Kamlesh Madaan, a local property agent operating out of the western suburbs, feels that many of the projects in the MMR, are in the primary stages of construction and will be absorbed, once they reach a certain level of construction. “Clients are repeatedly asking for smaller-sized units that are nearing possession. However, there aren’t many such apartments available, in today’s market. The problem is more, with the bigger units that are in the initial stages of construction. In the absence of complete data with analysis, such reports could confuse prospective buyers,” Madaan adds.
How long will the inventory pile-up last?
The inventory pile-up, can also be attributed to the slow pace of clearances for projects, as well as the recent hike in ready reckoner rates. Zaheer Majeed Memon, partner, Zara Habitats, maintains that the general economic slowdown and shifting buyer sentiments, also play a role. The risk appetite and the buying criteria of genuine home buyers, have changed in recent times. From buying properties solely for investment, as was the case earlier, people now do so for the practical purpose of occupying the property, he says.
“An end-user’s options, choices and buying capacity, directly affect the demand situation of the market. Today, the market is responding, more to the demand of end-users than the investors. To a large extent, this unprecedented pile-up of inventory, is also category-linked. Factors, such as location, size of the apartments, etc., play an important role in a serious demand-driven market,” Memon elaborates.
Analysts point out that in the current market scenario, each category of housing will have its own rate of absorption, and it remains difficult to predict how long the inventory pile-up will last. Nevertheless, going by the current rate of transactions, experts feel that it may take around eight quarters, before there is more demand and lesser number of units in the market.
- Number of unsold apartments in Mumbai, rises to 84,915 units from 80,426 unsold units three months ago.

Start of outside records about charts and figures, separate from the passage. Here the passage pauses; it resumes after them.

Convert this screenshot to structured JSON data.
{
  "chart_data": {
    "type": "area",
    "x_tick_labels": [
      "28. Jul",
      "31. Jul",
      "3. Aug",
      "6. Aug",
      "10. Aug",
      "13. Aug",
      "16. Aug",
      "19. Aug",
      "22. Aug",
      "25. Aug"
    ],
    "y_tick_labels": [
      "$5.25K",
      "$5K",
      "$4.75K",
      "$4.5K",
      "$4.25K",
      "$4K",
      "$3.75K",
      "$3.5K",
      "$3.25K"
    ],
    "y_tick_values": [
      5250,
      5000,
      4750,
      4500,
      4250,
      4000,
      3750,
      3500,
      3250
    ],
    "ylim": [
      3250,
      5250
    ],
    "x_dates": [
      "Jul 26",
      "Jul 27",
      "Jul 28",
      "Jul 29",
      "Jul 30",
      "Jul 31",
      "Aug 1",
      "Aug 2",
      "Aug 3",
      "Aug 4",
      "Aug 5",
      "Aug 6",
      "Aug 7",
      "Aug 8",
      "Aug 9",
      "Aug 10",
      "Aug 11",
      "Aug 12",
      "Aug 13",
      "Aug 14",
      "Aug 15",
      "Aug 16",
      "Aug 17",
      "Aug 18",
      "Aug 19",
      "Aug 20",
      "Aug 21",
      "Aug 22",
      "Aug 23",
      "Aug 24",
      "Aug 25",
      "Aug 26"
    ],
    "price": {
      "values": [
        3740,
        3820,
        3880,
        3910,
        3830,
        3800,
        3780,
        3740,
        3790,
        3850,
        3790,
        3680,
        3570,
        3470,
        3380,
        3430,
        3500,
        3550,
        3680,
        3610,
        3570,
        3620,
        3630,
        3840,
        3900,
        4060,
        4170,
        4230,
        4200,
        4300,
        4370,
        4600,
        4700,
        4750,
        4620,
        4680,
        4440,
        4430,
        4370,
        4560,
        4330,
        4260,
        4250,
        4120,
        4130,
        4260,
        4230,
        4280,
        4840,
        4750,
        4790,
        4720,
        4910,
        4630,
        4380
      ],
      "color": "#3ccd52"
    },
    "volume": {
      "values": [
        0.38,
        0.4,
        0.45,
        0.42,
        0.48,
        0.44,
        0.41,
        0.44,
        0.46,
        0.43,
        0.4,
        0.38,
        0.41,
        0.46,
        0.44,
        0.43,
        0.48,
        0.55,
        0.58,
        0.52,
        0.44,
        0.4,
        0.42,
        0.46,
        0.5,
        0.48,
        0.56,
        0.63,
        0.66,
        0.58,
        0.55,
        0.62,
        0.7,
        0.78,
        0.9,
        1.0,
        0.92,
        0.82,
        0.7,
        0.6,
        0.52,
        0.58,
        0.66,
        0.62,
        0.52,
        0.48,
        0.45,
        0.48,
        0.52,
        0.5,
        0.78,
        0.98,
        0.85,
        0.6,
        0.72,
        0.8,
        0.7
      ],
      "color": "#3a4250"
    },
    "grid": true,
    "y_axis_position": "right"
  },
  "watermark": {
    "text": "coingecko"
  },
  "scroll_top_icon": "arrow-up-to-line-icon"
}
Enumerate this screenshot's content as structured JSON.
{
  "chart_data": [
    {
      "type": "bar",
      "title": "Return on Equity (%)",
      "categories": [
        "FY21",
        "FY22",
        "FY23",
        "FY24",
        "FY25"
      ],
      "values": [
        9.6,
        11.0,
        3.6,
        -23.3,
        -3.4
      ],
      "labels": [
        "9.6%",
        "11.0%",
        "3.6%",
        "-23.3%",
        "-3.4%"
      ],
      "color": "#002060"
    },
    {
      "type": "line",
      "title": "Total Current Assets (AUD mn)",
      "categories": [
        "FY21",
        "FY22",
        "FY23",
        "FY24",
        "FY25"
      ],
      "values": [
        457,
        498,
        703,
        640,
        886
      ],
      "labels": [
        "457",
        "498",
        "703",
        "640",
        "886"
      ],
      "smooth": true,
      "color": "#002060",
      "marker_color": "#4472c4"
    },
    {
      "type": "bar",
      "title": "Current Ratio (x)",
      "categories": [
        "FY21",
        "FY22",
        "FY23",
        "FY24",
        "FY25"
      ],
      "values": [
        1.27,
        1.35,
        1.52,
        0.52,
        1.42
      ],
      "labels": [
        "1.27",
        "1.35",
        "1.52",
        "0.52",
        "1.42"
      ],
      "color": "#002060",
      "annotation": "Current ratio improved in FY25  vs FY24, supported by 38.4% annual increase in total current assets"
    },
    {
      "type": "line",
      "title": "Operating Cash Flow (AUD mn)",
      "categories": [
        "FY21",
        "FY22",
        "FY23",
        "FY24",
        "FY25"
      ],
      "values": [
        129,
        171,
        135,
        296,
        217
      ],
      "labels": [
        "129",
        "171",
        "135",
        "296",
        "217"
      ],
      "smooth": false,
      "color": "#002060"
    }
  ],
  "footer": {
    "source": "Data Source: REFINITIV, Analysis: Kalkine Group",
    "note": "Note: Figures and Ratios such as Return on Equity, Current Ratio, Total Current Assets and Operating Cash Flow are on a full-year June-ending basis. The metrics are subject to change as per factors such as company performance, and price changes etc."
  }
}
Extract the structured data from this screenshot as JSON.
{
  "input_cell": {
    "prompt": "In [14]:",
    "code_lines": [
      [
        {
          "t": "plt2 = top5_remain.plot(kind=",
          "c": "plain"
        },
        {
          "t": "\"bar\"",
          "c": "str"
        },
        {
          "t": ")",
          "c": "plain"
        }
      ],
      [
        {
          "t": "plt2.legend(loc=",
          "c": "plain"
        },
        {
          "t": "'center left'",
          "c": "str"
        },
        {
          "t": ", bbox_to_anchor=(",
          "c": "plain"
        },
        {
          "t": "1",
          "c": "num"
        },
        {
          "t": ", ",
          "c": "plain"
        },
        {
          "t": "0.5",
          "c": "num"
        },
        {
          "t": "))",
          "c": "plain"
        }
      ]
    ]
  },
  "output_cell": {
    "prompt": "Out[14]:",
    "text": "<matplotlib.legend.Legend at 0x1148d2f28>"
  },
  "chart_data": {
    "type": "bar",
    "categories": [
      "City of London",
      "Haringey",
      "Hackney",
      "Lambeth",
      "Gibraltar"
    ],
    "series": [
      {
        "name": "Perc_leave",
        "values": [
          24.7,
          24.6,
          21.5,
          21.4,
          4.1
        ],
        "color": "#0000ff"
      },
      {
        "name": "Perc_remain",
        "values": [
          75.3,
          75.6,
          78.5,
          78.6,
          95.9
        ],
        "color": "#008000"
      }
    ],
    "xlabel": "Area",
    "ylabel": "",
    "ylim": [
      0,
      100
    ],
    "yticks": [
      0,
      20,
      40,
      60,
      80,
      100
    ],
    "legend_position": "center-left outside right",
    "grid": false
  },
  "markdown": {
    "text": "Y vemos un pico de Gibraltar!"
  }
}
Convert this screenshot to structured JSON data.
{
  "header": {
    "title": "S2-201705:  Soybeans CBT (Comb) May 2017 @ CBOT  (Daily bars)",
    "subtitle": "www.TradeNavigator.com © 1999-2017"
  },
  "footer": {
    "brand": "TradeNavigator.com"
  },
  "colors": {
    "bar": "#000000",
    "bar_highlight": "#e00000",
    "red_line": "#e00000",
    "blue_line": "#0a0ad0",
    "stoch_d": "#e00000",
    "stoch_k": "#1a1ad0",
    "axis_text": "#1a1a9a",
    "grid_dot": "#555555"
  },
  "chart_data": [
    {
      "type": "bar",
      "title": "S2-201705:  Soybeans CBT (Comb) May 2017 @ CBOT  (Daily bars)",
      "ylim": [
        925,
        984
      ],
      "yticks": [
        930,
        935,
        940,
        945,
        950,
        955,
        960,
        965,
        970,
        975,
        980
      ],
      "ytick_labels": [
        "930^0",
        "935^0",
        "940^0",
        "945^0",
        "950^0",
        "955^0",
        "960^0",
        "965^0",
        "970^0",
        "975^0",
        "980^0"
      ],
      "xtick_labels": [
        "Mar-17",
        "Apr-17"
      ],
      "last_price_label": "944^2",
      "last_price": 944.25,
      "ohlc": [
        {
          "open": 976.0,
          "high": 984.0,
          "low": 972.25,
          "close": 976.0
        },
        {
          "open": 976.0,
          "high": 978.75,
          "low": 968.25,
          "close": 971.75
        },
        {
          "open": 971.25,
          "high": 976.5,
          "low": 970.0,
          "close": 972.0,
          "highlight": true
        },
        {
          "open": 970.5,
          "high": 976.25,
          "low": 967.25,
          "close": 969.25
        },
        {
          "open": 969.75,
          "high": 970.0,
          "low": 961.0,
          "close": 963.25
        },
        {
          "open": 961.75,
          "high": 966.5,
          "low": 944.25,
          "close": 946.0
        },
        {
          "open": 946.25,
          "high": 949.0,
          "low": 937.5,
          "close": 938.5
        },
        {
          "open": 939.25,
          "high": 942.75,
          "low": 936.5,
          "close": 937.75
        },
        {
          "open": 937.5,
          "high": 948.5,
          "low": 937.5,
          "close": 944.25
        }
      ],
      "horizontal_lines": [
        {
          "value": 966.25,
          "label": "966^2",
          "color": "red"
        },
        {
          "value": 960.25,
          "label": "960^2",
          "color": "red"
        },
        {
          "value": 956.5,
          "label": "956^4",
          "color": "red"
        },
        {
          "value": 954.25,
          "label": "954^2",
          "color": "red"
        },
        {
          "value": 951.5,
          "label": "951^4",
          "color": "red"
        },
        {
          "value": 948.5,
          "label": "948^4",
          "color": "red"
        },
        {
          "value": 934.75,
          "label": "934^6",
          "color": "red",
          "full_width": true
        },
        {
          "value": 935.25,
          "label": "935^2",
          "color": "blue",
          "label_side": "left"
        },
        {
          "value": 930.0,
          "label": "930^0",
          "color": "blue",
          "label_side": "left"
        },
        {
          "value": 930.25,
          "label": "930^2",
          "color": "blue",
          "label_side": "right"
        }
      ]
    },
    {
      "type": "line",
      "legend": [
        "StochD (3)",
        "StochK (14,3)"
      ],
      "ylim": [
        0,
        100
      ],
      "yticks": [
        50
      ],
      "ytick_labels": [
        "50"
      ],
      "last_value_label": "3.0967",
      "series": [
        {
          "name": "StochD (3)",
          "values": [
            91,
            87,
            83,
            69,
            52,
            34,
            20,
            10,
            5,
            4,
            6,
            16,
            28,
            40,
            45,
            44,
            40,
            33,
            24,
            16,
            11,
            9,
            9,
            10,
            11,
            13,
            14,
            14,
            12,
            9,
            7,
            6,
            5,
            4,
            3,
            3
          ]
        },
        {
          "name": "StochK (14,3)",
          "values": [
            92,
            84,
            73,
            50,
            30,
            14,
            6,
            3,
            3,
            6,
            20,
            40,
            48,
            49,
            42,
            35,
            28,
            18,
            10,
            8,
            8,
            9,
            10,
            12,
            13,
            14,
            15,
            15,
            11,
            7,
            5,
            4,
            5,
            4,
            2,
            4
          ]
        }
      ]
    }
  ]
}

- In the MMR, including Mumbai, Thane, Navi Mumbai and Raigad, the unsold inventory is now at 2.26 lakh houses, against 2.09 lakh unsold units a quarter ago.
- Most of the unsold units are in the primary stages of construction, whereas, buyers now prefer properties that are ready-to-move or close to possession.
- The inventory pile-up can be attributed to policies, taxation, macro-economic uncertainties and demand-supply mismatch.